Sözün özü veya sözlerimin özeti, Türkiye’nin Marksist damarının önünde, Rusya Marksizm’ine karşı yürütülen cepheden ama sinsi saldırıları püskürtmek yanında, Rusya Marksizm’inin derinleştirilerek, Türkiye Marksizm’inin zenginleştirilmesi görevi vardır. Bunun için Marksizm-Leninizm’de kalarak onu aşmak çabası bile, Marksist damarın akışkanlığını da, çeperini de, canlılığını da yeterli ve gerekli seviyeye getirmeye yetecektir.

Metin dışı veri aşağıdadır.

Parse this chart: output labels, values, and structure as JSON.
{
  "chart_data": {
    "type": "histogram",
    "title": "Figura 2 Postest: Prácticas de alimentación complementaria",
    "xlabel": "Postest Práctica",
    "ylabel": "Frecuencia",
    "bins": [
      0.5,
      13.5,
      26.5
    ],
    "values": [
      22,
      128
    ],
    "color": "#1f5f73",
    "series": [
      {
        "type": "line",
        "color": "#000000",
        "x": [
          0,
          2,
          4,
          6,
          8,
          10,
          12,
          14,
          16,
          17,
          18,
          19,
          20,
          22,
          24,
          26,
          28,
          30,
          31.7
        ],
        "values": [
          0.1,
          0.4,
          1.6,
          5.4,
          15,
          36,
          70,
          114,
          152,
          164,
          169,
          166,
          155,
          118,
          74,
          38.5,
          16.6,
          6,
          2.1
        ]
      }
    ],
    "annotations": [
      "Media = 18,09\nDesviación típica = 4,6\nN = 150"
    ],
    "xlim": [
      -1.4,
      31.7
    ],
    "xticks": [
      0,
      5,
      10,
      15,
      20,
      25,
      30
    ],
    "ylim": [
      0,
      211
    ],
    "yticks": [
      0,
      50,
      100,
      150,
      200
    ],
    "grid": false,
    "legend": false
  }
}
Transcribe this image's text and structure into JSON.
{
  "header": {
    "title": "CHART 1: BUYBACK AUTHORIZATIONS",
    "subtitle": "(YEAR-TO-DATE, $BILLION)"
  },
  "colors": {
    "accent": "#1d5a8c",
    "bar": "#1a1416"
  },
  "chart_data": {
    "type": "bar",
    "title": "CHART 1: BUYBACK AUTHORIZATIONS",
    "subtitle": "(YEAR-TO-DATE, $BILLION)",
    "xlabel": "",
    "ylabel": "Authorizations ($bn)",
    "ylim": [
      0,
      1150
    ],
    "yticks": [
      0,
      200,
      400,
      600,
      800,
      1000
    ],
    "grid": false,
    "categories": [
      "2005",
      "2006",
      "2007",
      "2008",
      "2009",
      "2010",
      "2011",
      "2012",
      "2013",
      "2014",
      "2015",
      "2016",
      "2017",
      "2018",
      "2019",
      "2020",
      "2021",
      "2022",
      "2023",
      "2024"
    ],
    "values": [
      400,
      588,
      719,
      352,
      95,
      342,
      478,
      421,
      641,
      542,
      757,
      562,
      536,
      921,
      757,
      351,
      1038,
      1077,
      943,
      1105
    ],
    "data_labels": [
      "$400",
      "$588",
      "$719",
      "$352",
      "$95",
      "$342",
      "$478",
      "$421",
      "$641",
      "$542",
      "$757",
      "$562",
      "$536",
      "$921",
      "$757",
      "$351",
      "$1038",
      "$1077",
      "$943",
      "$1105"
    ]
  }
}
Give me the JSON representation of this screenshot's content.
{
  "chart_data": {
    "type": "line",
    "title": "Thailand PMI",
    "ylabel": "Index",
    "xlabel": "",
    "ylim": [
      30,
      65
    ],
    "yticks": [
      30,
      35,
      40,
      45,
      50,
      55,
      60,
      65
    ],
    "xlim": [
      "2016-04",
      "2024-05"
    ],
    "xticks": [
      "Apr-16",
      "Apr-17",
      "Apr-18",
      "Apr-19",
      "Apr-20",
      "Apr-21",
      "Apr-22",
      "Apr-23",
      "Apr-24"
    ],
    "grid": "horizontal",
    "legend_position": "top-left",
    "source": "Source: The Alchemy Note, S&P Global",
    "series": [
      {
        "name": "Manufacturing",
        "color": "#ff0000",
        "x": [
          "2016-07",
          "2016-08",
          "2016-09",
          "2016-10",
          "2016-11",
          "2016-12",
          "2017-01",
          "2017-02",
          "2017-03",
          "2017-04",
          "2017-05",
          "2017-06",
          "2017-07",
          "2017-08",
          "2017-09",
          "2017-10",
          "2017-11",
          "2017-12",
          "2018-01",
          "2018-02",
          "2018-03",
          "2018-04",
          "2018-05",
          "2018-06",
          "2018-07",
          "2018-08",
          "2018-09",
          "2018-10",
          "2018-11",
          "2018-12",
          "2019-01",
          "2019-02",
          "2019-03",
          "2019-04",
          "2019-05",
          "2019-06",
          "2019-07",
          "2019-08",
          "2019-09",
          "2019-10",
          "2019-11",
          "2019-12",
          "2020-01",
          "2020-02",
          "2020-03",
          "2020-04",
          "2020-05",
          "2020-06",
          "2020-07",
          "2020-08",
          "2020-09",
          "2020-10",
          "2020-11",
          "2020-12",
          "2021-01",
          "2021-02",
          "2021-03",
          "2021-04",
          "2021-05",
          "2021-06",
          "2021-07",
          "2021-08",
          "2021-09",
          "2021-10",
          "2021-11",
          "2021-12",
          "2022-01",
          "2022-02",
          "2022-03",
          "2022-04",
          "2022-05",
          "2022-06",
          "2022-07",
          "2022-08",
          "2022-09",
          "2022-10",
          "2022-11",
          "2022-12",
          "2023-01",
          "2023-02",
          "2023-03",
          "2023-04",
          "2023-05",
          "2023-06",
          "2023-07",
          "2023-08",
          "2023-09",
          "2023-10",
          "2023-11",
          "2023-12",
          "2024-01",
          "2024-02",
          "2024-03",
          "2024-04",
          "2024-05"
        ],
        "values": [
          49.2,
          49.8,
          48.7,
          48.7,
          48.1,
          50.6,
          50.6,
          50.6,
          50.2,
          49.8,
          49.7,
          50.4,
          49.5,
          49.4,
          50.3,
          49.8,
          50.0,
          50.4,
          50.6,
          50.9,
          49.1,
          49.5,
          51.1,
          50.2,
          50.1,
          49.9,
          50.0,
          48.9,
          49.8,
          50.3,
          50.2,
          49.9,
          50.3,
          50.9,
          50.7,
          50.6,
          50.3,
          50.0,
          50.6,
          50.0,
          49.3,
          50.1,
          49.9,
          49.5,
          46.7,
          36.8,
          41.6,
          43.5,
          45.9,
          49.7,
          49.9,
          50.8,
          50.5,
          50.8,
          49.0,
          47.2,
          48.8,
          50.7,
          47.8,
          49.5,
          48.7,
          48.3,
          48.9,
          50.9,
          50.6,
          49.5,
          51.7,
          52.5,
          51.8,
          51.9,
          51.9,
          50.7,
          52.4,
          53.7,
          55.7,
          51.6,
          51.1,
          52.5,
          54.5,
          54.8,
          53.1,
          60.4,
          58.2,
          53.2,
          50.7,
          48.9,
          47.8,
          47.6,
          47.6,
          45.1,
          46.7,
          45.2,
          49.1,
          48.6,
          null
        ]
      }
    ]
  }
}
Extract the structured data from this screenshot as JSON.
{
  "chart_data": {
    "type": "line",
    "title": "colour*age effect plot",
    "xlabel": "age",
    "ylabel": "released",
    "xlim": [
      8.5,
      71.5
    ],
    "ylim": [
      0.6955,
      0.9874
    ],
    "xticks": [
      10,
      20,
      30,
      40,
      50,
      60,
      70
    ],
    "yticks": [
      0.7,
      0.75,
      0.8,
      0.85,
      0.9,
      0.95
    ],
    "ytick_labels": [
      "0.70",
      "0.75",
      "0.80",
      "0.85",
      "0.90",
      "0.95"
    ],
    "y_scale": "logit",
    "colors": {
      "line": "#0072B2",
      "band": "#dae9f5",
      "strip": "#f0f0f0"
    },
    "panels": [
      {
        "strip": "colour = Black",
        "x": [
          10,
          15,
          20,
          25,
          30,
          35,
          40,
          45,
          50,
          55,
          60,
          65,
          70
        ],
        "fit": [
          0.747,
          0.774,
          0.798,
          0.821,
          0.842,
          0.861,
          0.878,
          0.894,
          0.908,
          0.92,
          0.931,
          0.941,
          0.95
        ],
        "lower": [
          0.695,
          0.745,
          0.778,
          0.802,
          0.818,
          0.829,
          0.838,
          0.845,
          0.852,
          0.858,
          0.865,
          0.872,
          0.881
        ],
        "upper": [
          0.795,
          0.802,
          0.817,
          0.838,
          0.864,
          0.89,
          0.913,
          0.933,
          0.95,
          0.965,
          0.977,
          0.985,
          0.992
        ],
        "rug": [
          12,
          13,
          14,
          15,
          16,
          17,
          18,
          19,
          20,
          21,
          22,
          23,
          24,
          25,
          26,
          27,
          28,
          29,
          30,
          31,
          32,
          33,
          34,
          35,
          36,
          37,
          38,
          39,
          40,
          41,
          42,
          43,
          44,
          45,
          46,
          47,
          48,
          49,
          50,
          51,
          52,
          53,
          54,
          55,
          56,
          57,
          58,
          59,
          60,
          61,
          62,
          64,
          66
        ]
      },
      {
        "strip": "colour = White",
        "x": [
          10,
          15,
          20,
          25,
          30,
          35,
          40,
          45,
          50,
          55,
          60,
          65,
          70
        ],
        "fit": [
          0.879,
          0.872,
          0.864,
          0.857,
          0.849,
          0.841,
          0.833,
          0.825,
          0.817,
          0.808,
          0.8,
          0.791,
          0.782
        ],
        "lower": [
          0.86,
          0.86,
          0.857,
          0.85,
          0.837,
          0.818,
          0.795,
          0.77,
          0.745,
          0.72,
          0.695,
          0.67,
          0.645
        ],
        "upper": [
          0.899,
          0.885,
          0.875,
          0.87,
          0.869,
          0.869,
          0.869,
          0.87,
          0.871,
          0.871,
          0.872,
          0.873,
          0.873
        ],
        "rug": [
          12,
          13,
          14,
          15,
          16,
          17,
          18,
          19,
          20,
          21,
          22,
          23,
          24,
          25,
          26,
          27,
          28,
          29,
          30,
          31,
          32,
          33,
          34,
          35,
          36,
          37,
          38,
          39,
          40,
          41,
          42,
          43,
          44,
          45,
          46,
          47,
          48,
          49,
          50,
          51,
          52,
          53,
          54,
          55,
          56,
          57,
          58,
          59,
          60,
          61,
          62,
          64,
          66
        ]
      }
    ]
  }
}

H.İ.Ö.bey, bunları sana son ders olarak yazmış oluyorum, tabii bunu "emeğin eylem birliği" isminin soyutluğunda, devrimci eylemden kilometrelerce uzaklaştıklarının ipucunu isimlerine asanlara da okutabilirsin.
Ve bu son dersimde de gösteriyorum ki, zaten ben de senin dediklerini söylüyorum, sen sadece beni teyit ediyorsun. Senin yeni dediklerinin defalarca mahkûm olmuş ve iflas etmiş şaşırtıcı reçeteler olduğunu gösteriyorum.

Özelikle ,her tür iktidarın iktidardakileri yozlaştırdığı ; insanlık tarihi boyunca iktidara gelip de yozlaşmayan bir tek kurum gösterilemeyeceği ; Bu konuda kimsenin seni ikna edemeyeceği; Bu nedenle Doğrudan demokrasinin işletileceği örgütlenmeyi kurgulamamız gerektiği şeklindeki,görüşlerin,bir tekrarın ifadesi oluyor ve ben bunları bir kez daha mahkûm ediyorum, sana son kez doğru yolu gösteriyorum.

Bir de kendine Zapatistaları model seçmiş olduğun anlaşılıyor. Şimdiki Zapatistaların, "Biz iktidara gelmek istemiyoruz, iktidar yozlaştırır, üstelik iktidar olmak kolay, asıl olan MUKTEDİR OLMAK" diye dünya işçilerine ve emekçilerine seslendiklerini; MUKTEDİR olunabilecek bir örgütlenmenin henüz icat edilmediğini ve edilmeyi beklediğini söylediklerini ve kendi aralarında da, DOĞRUDAN DEMOKRASİYİ uyguladıklarını söylüyorsun ya, acaba, Köylü devrimlerinin en şanlılarından birini gerçekleştiren Emilliano Zapatanin Pancho Villa ile birlikte gericiliği yıkıp, Meksika’yı işgal ettikleri zaman, büyük bir yönetim sıkıntısı çekerek, sarayın tepesine, yönetmek üzere" bir namuslu adam aranıyor" ilanını astıklarının rivayet edildiğini biliyor musun diye geçti aklımdan. Diğer dediklerine ise, bende alışkanlık yaptın, gülüp geçiyorum.

Ama "bilinç" ile "bilgi" konusuna kısaca değinerek ,"emeğin eylem birliği"nin soyutluğunda yüzenlerin, hiç olmazsa kulaç atmayı öğrenmeleri gerektiğini göstermek istiyorum.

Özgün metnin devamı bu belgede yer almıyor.